Let’s go back to the case of the stairs for a moment. The contractor knew he had to build a carport with a flat concrete roof. At the time construction started, it was apparently not clear to the contractor that the owner wanted to use the roof of the carport as a patio deck. As such, when the owner asked the contractor “when he was going to build the stairs?”, the contractor responded, “what stairs?” Why did this happen? The owner did not have a comprehensive set of drawings for the house they wanted built and they did not have a contract with the builder defining what the contractor was to provide.

What is “construction documentation”? In general, the typical set of construction documents includes: the construction contract; detailed drawings prepared for the specific purpose of constructing the building; building material and material installation specifications; the Contractor’s Itemized Pricing Schedule; and the Contractor’s Construction Schedule. Construction documents for buildings to be built in Belize should be prepared by professionals licensed to perform such services in Belize.

The best construction contract is the one which after it has been signed by all parties is put in a desk drawer and forgotten. While a bit of an exaggeration, the point is that all parties know what needs to be done, how it is to be done, when it is to be done, how much it is going to cost and, most importantly, all agree.

Because it doesn’t always work this way, some of the more important clauses in a construction contract include, but are not limited to, the following requirements:

Advance Payment Bond: If the owner is required to provide advance funds to the contractor for the purpose of purchasing materials to start the work and to mobilize the contractor’s equipment and personnel, the repayment of the funds advanced must be protected by an advance payment bond issued in the amount of one-hundred percent (100%) of the value of the funds advanced.

Performance Bond: In the event that the contractor arbitrarily abandons the project prior to its completion, the performance bond provides the owner with funds to secure another contractor to complete the works. Typically, the value of the performance bond is between five and twenty percent (5 to 20%) of the total value of the constructed works.

Invoice Retention: The owner is further protected from the financial impacts of the contractor abandoning the project through invoice retention. An amount between five and ten percent (5 and 10%) of the value of each of the contractor’s progress payment invoices is retained from the payment to the contractor. In the event that the contractor arbitrarily abandons the project the amount retained may be added to the value of the performance bond to provide funds with which the owner may secure another contractor to complete the work. However, in order not to penalize the contractor that is performing in accordance with the contract terms, the money retained from invoice payments is placed into an interest bearing escrow or savings account and the interest accrued on these retained funds is paid to the contractor at the completion of the works.

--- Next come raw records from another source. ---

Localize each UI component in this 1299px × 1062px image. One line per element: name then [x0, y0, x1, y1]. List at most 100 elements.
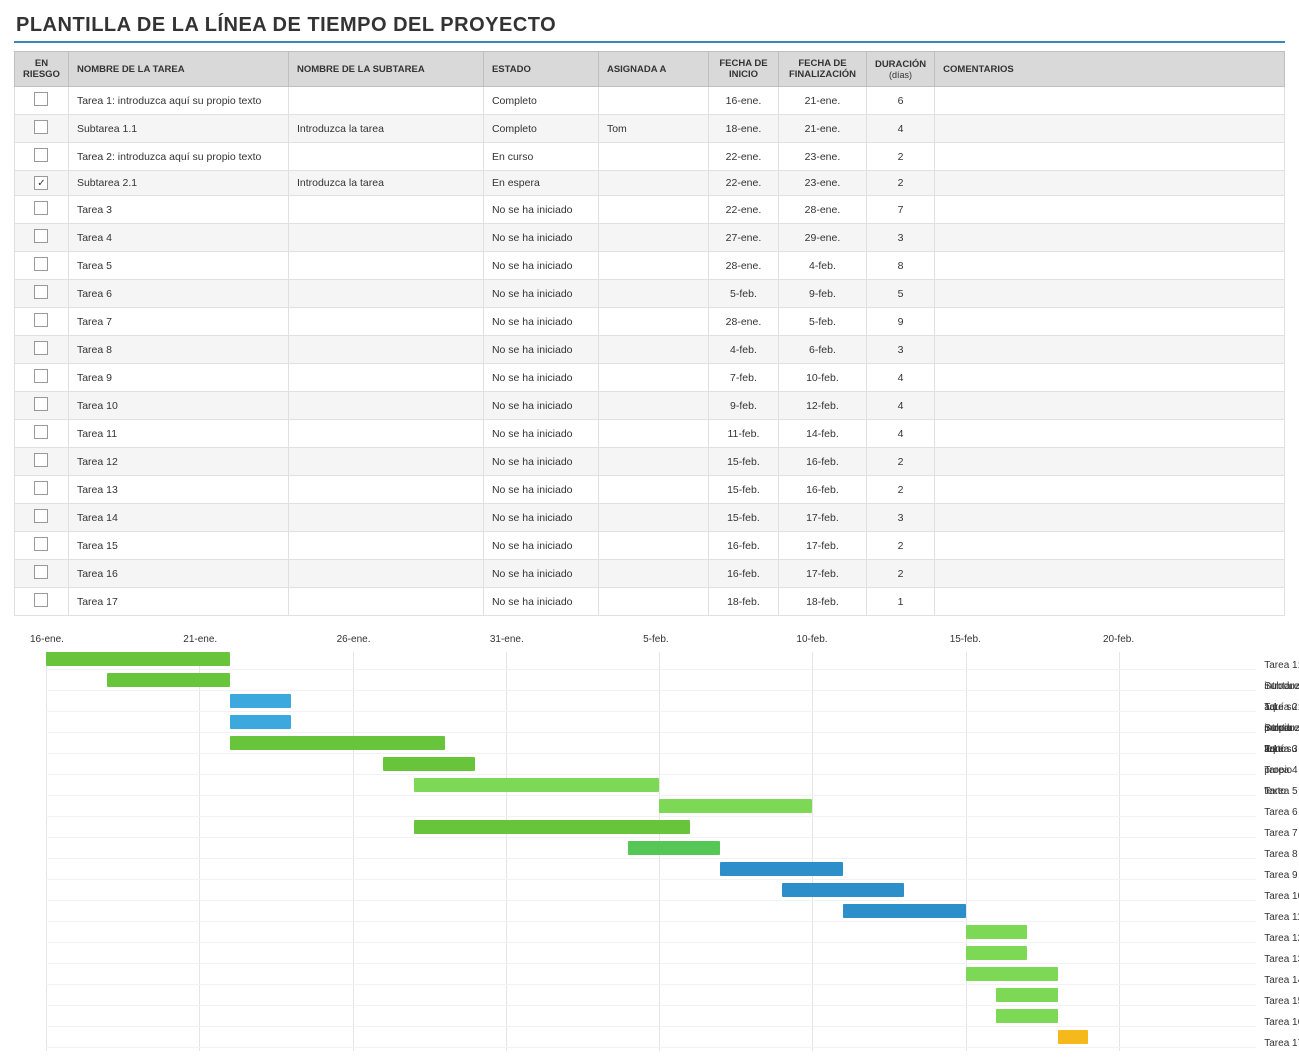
gantt-bar [107, 673, 230, 687]
duration-cell: 2 [866, 532, 934, 560]
gantt-row-label: Subtarea 2.1 [1264, 718, 1299, 739]
gantt-tick: 5-feb. [643, 634, 796, 645]
duration-cell: 3 [866, 336, 934, 364]
duration-cell: 4 [866, 364, 934, 392]
risk-checkbox[interactable] [34, 397, 48, 411]
state-cell: No se ha iniciado [483, 504, 598, 532]
comments-cell [935, 560, 1285, 588]
risk-checkbox[interactable] [34, 453, 48, 467]
comments-cell [935, 308, 1285, 336]
end-cell: 17-feb. [778, 504, 866, 532]
gantt-row [46, 817, 1256, 838]
start-cell: 15-feb. [708, 504, 778, 532]
start-cell: 22-ene. [708, 171, 778, 196]
comments-cell [935, 143, 1285, 171]
title-divider [14, 41, 1285, 43]
comments-cell [935, 448, 1285, 476]
gantt-row [46, 733, 1256, 754]
risk-cell [15, 171, 69, 196]
gantt-bar [1058, 1030, 1089, 1044]
subtask-cell [288, 560, 483, 588]
duration-cell: 2 [866, 476, 934, 504]
col-comments: COMENTARIOS [935, 52, 1285, 87]
gantt-row-label: Tarea 1: introduzca aquí su propio texto [1264, 655, 1299, 676]
risk-checkbox[interactable] [34, 120, 48, 134]
subtask-cell [288, 476, 483, 504]
table-row: Tarea 6No se ha iniciado5-feb.9-feb.5 [15, 280, 1285, 308]
duration-cell: 1 [866, 588, 934, 616]
gantt-bar [414, 820, 690, 834]
risk-checkbox[interactable] [34, 176, 48, 190]
risk-checkbox[interactable] [34, 425, 48, 439]
task-cell: Tarea 15 [68, 532, 288, 560]
assigned-cell [598, 588, 708, 616]
risk-checkbox[interactable] [34, 229, 48, 243]
comments-cell [935, 87, 1285, 115]
risk-checkbox[interactable] [34, 92, 48, 106]
comments-cell [935, 336, 1285, 364]
start-cell: 11-feb. [708, 420, 778, 448]
gantt-bar [996, 988, 1057, 1002]
risk-checkbox[interactable] [34, 537, 48, 551]
gantt-row [46, 964, 1256, 985]
subtask-cell [288, 420, 483, 448]
gantt-bar [383, 757, 475, 771]
end-cell: 23-ene. [778, 171, 866, 196]
risk-checkbox[interactable] [34, 201, 48, 215]
gantt-row-label: Tarea 3 [1264, 739, 1299, 760]
duration-cell: 2 [866, 560, 934, 588]
start-cell: 22-ene. [708, 143, 778, 171]
subtask-cell: Introduzca la tarea [288, 171, 483, 196]
table-row: Tarea 16No se ha iniciado16-feb.17-feb.2 [15, 560, 1285, 588]
subtask-cell [288, 196, 483, 224]
gantt-bar [230, 736, 445, 750]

Contractor’s Responsibilities: Among the array of contractor’s responsibilities to be itemized in the contract, it is important that it be clearly stated that the contractor shall be responsible for complying with all applicable laws and regulations imposed by all applicable authorities for the duration of the works, and shall indemnify the owner from any liabilities arising from the contractor’s failure to do so. Among other circumstances protected, this clause shields the owner from becoming arbitrarily liable for the income tax and social security withholdings and other contractor employee benefits associated with the contractor’s payroll obligations.

A friend of mine recently built a house in northern Belize. Near the building’s completion, my friend refused to pay the contractor’s final invoice until the contractor completed the works to the owner’s satisfaction. The contractor filed a court action demanding payment. My friend engaged an attorney to help him resolve the dispute. The first question the lawyer asked was, “do you have a contract”? When my friend responded that he did not, the lawyer stated that my friend “didn’t have a leg to stand on”. With the attorney’s assistance, the two parties were able to negotiate a mutually satisfactory resolution, but much of the stress generated between the owner and contractor, throughout the construction process, could have been avoided had there been a contract.